February 1, 2021
Happy New Year 2021!
As of late I have heard much related to “let’s move beyond 2020” or “forget about 2020” but I would like to ask you to instead “remember 2020.” In the words of George Santayana, philosopher, essayist, poet, and novelist – “those who cannot remember the past are condemned to repeat it”, an apt aphorism for our time because it is through the recognition of the unforgotten pain that we will be able to seek answers for the challenges ahead in 2021.
Currently, the Coronavirus pandemic continues to devastatingly affect any semblance of normalcy, while challenging economic markets across the globe further impacting “a return to normalcy.” If history could be our guide, this harkens back to post WW1 and the Spanish flu pandemic when the world was also envisioning a more stable time, and when the quote became a slogan and a battle cry for then Warren G. Harding, 23rd President of the US.
Governmental change, while at worst, tumultuous but at its best, seen as a sign of hope for many, as in the case of the US, is showing us that the challenges are vast, and requires more than faith and hope, but will require action at the grassroots and main street level, if we are to overcome the challenges in our anticipation for a brighter day in the near future.
The racial reckoning and deliberate actions to unite communities in solidarity across America, in recognition that communities of color have been saddled with the burden of law enforcement brutality and inequity, has culminated in potential signs of meaningful and hopeful change. At time like these, many individuals, some of you included, and specific groups, such as the NAACP and the Black Lives Matter movement should be recognized for their value and “consistency of purpose” in changing the narrative towards the development of a more resilient and meaningful republic.

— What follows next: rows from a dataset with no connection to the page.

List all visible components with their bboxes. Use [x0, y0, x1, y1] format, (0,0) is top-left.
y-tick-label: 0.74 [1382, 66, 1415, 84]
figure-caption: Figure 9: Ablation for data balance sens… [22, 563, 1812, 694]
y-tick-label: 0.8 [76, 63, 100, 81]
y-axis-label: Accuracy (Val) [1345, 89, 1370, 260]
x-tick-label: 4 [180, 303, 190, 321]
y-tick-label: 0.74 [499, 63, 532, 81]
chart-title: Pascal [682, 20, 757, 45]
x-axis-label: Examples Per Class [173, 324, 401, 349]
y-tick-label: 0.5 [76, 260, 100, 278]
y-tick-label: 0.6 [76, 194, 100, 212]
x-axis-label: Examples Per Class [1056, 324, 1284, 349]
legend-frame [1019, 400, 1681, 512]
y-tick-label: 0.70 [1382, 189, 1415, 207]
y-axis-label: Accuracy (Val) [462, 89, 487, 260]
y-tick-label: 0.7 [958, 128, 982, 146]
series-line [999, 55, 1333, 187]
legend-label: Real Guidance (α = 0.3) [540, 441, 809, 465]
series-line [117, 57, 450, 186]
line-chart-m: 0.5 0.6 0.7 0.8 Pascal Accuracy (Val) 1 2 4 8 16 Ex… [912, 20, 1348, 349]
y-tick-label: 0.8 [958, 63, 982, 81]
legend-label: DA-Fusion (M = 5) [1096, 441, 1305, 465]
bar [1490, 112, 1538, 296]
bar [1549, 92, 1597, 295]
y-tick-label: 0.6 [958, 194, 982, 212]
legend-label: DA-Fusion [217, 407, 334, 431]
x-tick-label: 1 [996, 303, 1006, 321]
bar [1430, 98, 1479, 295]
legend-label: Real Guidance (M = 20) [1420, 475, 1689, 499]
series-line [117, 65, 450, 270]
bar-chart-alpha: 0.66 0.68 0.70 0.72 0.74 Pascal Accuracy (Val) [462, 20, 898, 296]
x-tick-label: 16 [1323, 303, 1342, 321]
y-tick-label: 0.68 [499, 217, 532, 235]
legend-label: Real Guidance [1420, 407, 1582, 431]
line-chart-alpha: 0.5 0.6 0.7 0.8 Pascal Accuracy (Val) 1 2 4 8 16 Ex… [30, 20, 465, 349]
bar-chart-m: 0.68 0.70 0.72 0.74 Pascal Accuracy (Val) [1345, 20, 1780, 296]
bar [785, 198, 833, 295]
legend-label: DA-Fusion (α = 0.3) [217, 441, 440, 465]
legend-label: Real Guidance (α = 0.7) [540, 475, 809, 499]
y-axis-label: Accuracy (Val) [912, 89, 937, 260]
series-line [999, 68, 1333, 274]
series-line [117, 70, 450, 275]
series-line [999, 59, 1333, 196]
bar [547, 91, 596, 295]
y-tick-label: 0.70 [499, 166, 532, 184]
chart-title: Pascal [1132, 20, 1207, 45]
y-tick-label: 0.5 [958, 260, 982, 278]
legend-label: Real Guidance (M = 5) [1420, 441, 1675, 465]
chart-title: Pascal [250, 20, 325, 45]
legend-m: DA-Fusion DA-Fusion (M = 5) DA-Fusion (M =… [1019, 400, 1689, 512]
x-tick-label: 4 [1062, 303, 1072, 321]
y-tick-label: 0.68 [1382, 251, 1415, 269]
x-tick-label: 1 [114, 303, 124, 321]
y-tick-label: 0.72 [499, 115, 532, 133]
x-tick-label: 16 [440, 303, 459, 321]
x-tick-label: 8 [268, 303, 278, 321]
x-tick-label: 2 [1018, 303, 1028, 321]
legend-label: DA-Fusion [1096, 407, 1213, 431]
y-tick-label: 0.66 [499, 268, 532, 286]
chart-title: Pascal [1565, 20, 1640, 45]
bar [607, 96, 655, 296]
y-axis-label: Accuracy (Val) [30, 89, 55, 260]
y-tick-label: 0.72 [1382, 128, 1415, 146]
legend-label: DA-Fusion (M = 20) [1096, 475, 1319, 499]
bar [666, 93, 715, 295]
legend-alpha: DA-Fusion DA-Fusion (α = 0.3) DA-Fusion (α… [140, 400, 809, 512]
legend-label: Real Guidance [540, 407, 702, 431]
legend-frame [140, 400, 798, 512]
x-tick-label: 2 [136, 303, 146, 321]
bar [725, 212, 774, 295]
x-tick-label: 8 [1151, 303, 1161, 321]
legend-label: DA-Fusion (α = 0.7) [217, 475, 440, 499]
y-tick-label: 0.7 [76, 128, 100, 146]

But, while we expect more challenging times ahead, your role and recognition which for the 19th year in a row Americans have identified you as belonging to the profession with the highest honesty and ethical standards (Gallup Poll, 2020) is a badge of pride that is important for you to remember, especially as you continue to experience the challenges of being surrounded by daily morbidity and mortality. The assumption that as nurses you can continue unaffected by the “daily grind” during this time is a false choice and a logic that is not based in reality, so this is why I am calling on us to be aware of our own mental health during 2021 and in the future. The call to action during this pandemic is constant and enormous, so unless we recognize and appreciate the impact that this past unprecedented year has had on us, then we risk not accepting and learning from our vulnerabilities during this sacrifice.
Finally, there is much learning that has taken place and will continue to occur as we grow as a profession but some of the lessons over the past year can enhance our awareness and better position us for where we, as guardians of the profession, further enhance the future of nursing. As voices for the underserved and marginalized, educators and disseminators of coronavirus facts and vaccines, lifeline between patients and their families, trusted societal leaders, etc., my question to you is “what role will you play in 2021?” I ask this of all of us - Alpha Omega Chapter (AOC) members - hoping that we are deliberate in our examination and deep reflection required at this time in our evolution as a profession and in our continued commitment to society.
I wish you and your families the best of health and safety during this period. As stewards of the profession, please continue to social distance, wear a face mask and accept the vaccine.